Development of a Compartment Model to Study the Pharmacokinetics of Medical THC after Oral Administration

The therapeutic potential of delta9-tetrahydrocannabinol (THC), a primary cannabinoid in
the cannabis plant, has led to its development into oral medical products for treating various conditions.
However, THC, being a psychoactive substance, can lead to addiction if taken in inappropriate
amounts. Thus, studying the pharmacokinetics of THC is crucial for understanding how the drug
behaves in the body after administration. This study aims to develop a multi-compartmental model
to investigate the pharmacokinetics of medical THC and its metabolites after oral administration.
Using the law of mass action, the model was converted into ordinary differential equations (ODEs)
to describe the rate of concentration changes of THC and its metabolites in each compartment.
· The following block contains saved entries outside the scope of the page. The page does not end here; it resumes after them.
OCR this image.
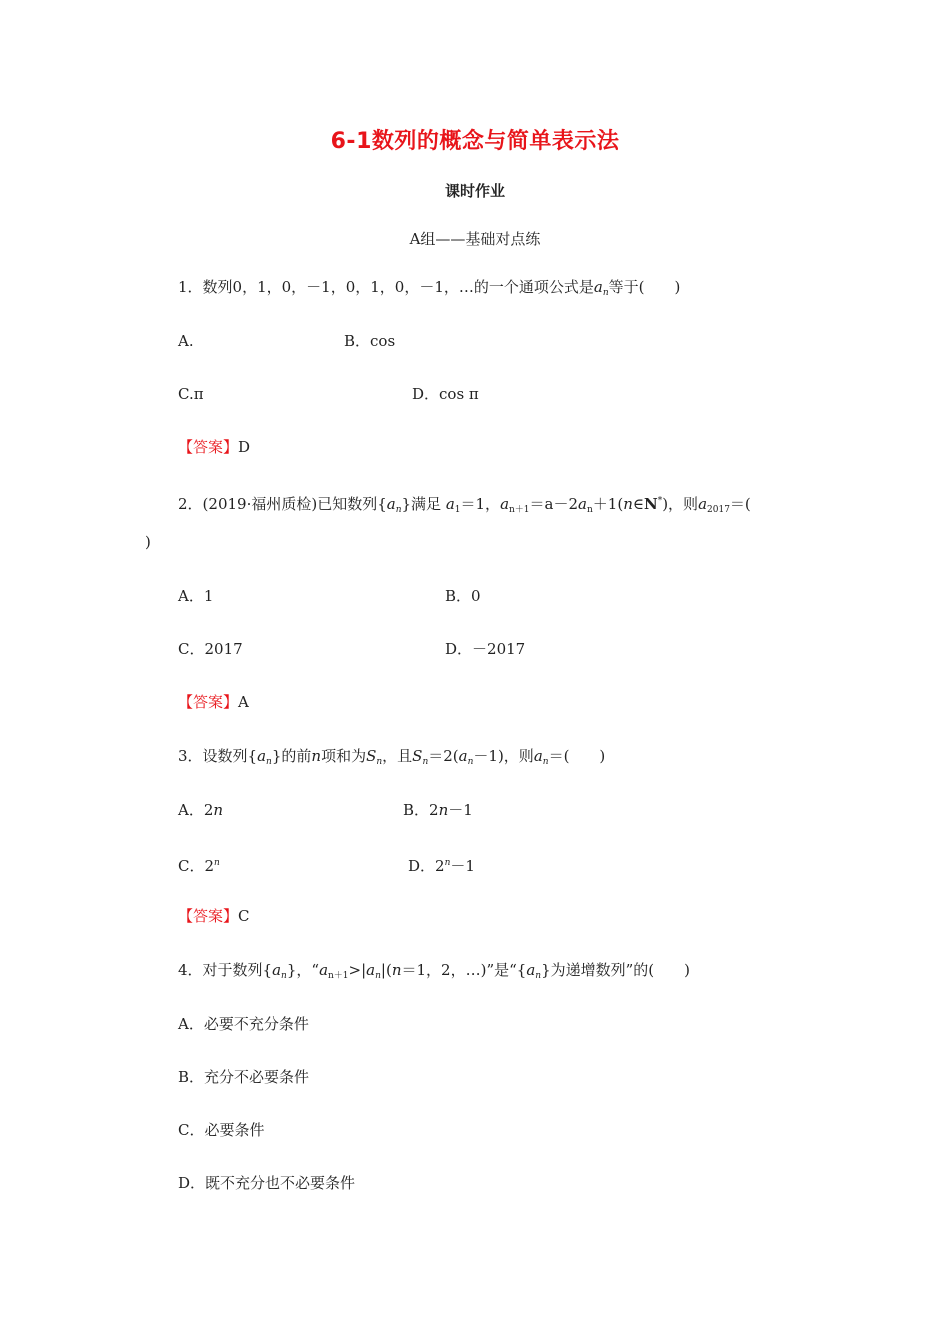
6-1数列的概念与简单表示法
课时作业
A组——基础对点练
1．数列0，1，0，－1，0，1，0，－1，…的一个通项公式是$a_n$等于(　　)
A.	B．cos
C.π	D．cos π
【答案】D
2．(2019·福州质检)已知数列$\{a_n\}$满足 $a_1=1$，$a_{n+1}=a-2a_n+1(n\in N^*)$，则$a_{2017}=$(
)
A．1	B．0
C．2017	D．－2017
【答案】A
3．设数列$\{a_n\}$的前n项和为$S_n$，且$S_n=2(a_n-1)$，则$a_n=$(　　)
A．2n	B．2n－1
C．2$^n$	D．$2^n-1$
【答案】C
4．对于数列$\{a_n\}$，“$a_{n+1}>|a_n|(n=1$，2，…)”是“$\{a_n\}$为递增数列”的(　　)
A．必要不充分条件
B．充分不必要条件
C．必要条件
D．既不充分也不必要条件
The
nonstandard finite difference (NSFD) method was then applied to construct numerical solution
schemes, which were implemented in MATLAB along with estimated pharmacokinetic rate constants.
The results demonstrate that the simulation curves depicting the plasma concentration–time profiles
of THC and 11-hydroxy-THC (THC-OH) closely resemble actual data samples, indicating the model’s
accuracy. Moreover, the model predicts the pharmacokinetics of THC and its metabolites in various
tissues. Consequently, this model serves as a valuable tool for enhancing our understanding of
the pharmacokinetics of THC and its metabolites, guiding dosage adjustments, and determining
administration durations for oral medical THC.